Izabella Krzan lubi chwalić się perfekcyjną sylwetką. Zdradziła żelazną ZASADĘ swojej diety
Izabella Krzan regularnie rozgrzewa Instagram zdjęciami szczupłej, nienagannej sylwetką. Podczas gdy obserwatorzy zastanawiają się, jak udaje jej się tak świetnie wyglądać, sama prezenterka zdradza, że sekret tkwi w ekstremalnym sporcie i… luzie w diecie. "Zapierniczam" – przyznaje, dodając, że je… wszystko.
Izabella Krzan, obecnie związana z programem "Dzień Dobry TVN" oraz projektem "Afryka Express", a wcześniej będąca gospodynią "Koło Fortuny", to jedna z najbardziej rozpoznawalnych twarzy polskiego show-biznesu.
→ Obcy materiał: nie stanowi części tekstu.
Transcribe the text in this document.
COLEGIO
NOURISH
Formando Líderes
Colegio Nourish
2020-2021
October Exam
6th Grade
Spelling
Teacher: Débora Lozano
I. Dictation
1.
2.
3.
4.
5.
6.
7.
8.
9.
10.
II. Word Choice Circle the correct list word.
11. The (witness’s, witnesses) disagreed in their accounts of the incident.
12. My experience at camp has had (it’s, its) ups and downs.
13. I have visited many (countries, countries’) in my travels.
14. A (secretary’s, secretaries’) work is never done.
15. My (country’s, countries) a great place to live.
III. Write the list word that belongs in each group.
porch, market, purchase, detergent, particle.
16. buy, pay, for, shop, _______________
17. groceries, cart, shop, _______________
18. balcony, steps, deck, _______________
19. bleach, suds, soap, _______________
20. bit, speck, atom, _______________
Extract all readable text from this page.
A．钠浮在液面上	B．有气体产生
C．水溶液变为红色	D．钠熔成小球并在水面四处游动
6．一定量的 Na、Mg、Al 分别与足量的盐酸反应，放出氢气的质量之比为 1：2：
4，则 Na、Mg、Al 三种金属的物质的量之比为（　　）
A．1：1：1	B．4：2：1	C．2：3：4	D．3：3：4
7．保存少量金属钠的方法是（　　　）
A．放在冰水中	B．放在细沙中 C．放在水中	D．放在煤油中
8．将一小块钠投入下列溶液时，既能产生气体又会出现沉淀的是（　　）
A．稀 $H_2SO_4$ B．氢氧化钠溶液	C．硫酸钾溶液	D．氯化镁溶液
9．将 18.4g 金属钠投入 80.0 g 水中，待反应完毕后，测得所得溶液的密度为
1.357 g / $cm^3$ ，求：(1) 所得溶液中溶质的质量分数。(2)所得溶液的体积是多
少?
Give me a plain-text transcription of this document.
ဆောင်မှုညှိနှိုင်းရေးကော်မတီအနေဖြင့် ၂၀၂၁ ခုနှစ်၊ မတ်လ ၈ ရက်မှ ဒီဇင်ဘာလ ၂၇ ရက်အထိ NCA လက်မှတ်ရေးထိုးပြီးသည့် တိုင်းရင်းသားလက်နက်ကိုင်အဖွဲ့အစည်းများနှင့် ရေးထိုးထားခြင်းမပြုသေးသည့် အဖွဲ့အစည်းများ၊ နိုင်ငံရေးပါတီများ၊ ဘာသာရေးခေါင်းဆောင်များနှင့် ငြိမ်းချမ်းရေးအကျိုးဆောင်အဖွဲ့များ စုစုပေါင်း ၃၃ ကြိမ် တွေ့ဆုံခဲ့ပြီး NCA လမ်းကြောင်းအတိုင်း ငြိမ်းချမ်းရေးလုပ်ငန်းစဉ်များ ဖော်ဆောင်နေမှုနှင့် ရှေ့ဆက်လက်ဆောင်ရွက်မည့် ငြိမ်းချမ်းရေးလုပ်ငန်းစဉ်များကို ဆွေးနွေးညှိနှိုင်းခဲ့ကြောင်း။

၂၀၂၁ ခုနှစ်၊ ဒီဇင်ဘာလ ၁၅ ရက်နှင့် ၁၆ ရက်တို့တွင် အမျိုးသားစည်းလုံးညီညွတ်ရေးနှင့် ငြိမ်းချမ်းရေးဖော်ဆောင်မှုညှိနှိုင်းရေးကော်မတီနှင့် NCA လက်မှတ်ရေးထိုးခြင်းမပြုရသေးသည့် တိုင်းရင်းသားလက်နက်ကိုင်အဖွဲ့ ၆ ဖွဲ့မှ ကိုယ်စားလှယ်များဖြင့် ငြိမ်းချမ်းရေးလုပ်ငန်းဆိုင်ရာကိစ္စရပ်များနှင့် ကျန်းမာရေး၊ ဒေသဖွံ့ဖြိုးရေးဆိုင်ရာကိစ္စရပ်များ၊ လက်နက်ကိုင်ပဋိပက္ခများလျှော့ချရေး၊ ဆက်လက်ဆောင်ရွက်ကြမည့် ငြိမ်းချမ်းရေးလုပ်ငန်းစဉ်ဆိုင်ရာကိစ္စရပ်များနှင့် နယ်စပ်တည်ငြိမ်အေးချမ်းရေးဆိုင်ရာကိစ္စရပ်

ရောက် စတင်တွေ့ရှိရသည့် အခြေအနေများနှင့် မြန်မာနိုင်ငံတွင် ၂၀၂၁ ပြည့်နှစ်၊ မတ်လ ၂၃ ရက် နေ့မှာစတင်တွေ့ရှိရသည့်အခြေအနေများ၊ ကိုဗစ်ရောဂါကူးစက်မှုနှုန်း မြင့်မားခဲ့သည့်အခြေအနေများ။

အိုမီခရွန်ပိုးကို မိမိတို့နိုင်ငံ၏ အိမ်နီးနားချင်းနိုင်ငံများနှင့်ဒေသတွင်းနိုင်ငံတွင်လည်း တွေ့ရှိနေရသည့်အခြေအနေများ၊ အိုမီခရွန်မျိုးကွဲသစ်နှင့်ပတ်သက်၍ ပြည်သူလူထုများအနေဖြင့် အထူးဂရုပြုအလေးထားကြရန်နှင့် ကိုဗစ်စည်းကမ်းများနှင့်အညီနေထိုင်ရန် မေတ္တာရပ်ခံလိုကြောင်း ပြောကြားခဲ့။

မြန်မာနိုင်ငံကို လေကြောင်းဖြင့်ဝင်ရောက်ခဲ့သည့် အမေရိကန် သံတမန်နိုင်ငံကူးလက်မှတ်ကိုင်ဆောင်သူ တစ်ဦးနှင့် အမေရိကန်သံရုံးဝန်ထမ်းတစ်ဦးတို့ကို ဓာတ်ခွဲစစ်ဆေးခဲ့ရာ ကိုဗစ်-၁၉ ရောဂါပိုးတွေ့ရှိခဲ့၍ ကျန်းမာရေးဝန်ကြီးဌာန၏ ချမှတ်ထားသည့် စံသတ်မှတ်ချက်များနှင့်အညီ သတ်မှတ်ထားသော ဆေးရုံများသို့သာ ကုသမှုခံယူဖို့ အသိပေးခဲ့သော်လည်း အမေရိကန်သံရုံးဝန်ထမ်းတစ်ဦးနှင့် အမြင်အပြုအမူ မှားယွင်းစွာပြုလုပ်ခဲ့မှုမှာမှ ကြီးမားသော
Była Miss Polonia z 2016 roku od lat zachwyca nienaganną sylwetką. Na wakacyjnych zdjęciach z Azji czy tropików Krzan chętnie eksponuje swoją figurę – fani piszą, że wygląda jak "Afrodyta". Jaki jest sekret jej diety? Jak przyznała w rozmowie z Plejadą, nie bawi się w żadne restrykcje ani ograniczenia. Kocha za to sport.
ZOBACZ TAKŻE: Joanna Koroniewska i jej sposób na szczupłą sylwetkę
Izabella Krzan o "Afryce Express". Jak wypadła i w jakich warunkach mieszkała na planie?
Izabella Krzan o codziennym ruchu
Izabella Krzan mówi wprost, że jej kluczem do nienagannej sylwetki jest aktywność fizyczna. Sport stał się dla prezenterki nawykiem, bez którego nie potrafi funkcjonować.
Zapierniczam. Powiedziałabym brzydziej, ale nie jest mi dane. Prawda jest taka, że rzeczywiście zawsze byłam blisko ze sportem. Na szczęście moja mama odciągała mnie od głupot, które czasami się w dzieciństwie pojawiały, właśnie tym, że podsuwała mi propozycje sportowe, czy to taniec towarzyski, czy siatkówka. Dzisiaj wiem, że nie jestem w stanie funkcjonować bez sportu: czy to jest bieganie, czy to jest trening siłowy, czy to jest boks. Zawsze w tygodniu muszę kilka razy poćwiczyć i wręcz bolą mnie sytuacje, kiedy mam za dużo pracy i nie jestem w stanie już wygenerować tej siły na trening – opowiada.
Dieta Izabelli Krzan
Jak wygląda jadłospis Izabelli Krzan? Jest dosyć luźny i opiera się na równowadze i zdrowym rozsądku.
Dieta rzeczywiście… Nie jem dużo, ale jem wszystko. W Afryce moim głównym posiłkiem były chipsy, więc byłabym hipokrytką, gdybym powiedziała, że nigdy w życiu nie jem fast foodów. Raz na jakiś czas każdy człowiek musi sobie sprawić przyjemność.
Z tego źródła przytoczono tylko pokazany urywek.